Dairy Industry Boosts Beef Production

Low beef cattle supplies opens the door for dairy feedlot placements

While dairy farmers are seeing profitability from milk checks, attendees at the Elite Producer Business Conference in November learned there are tremendous opportunities to market cattle into the beef supply thanks to record high beef prices.

Dairy cattle account for one of every 5 lb. of beef produced in the U.S., so they are vital part of the beef supply chain, says Lance Zimmerman, an analyst with CattleFax. Dairy cows make up 6% of beef production, while 14% comes from fed dairy calves.

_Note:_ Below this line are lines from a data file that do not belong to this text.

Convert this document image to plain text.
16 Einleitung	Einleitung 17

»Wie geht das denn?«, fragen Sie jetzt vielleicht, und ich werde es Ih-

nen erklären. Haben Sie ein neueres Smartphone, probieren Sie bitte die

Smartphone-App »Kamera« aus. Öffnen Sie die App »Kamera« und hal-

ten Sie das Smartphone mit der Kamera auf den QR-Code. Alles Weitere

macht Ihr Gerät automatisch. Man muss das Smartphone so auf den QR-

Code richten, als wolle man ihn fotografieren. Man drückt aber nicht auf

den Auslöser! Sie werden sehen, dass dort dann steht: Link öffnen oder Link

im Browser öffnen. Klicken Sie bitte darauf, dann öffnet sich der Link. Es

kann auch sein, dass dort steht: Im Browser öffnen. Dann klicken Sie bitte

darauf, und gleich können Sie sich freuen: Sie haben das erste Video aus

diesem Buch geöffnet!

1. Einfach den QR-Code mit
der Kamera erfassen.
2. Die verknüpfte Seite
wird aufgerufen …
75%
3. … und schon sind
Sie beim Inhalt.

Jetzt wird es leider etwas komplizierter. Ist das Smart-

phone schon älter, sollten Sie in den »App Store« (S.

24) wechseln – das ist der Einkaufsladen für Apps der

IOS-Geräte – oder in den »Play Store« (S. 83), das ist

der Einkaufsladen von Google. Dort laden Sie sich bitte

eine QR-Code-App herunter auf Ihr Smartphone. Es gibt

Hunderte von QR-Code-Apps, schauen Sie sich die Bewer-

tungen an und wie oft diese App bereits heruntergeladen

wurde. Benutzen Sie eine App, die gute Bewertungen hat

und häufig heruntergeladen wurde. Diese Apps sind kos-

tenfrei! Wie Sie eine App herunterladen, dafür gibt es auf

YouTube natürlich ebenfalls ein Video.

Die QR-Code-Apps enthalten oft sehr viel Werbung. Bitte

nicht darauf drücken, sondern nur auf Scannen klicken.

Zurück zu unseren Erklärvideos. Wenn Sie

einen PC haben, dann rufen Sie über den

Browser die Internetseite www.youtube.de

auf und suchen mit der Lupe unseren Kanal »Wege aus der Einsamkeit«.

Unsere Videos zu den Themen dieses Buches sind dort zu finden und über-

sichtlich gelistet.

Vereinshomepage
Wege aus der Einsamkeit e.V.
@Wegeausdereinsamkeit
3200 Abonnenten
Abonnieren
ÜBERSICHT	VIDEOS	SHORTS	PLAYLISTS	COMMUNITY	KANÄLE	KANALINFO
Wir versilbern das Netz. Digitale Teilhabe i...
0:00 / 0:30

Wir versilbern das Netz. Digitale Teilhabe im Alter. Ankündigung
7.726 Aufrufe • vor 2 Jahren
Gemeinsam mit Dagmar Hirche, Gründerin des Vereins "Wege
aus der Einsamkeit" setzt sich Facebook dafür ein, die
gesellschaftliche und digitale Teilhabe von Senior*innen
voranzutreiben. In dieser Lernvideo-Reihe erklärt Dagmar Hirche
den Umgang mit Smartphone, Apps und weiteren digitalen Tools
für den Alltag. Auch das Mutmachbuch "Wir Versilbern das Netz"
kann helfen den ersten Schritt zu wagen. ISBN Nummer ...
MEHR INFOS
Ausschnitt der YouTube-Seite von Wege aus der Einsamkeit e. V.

While beef from dairy has remained fairly constant, the cattle industry has seen a drop in total cow inventory from 50 million cows in 1982 to a low of 38 million in 2014. Droughts from 2008 to 2013 caused 3 million cows to leave beef operations in the U.S. The majority of those losses came from the traditional feedlot region south of Interstate 70 in the High Plains of Texas, Kansas, Colorado and Oklahoma.

To help fill pens and keep packers near capacity, feedyards had to buy an increasing number of dairy calves, driving up prices. As cattlemen transition from the widespread drought of 2012 to a wetter 2014, beef cow slaughter has dropped off, Zimmerman says. Many cattle producers are holding back more cows to capitalize on record high calf prices. In the past four years, 550-lb. feeder calf prices have increased 83%.

In 2015, cull dairy cow prices are forecasted to remain high, with up to a $5 per cwt increase. “I think $1 per pound is going to be pretty normal for the low in the cull cow market,” Zimmerman says. “The high on those cull cows is going to be right in that $1.20 to $1.30 per pound range.”

beef_production_breakdown_chart



Other animal protein sectors have also seen record high prices thanks to demand and a drop in production.

“We’re going to have larger protein supplies next year by just a couple of pounds, but it is all going to be due to the other proteins, not beef,” Zimmerman adds.

The biggest driver in 2015 will be consumer demand. International markets will continue to be increasingly important to the U.S. beef industry as countries such as China continue to eat larger amounts of choice protein. Domestic demand, however, will be the primary market for beef producers—particularly for grinding meats.

“I think you could easily say 55% to 60% of U.S. beef consumption in 2014 is ground beef,” Zimmerman says. “For years, the beef industry cried, ‘We need our own chicken nugget or chicken breast.’ My message to everyone in the beef industry is you have it. It’s called a hamburger.”

Trim accounts for approximately 65% of a cow carcass, and a large percentage of its value. At one point in 2014, trim was worth 75% of the total value of a cow carcass.

“Dairy-influenced beef will continue to be a bigger part of the beef story,” Zimmerman adds. “Dairy cull cows are increasingly important to beef production. Feedlot overcapacity has made dairy-influenced calves attractive, and veal isn’t the only market.”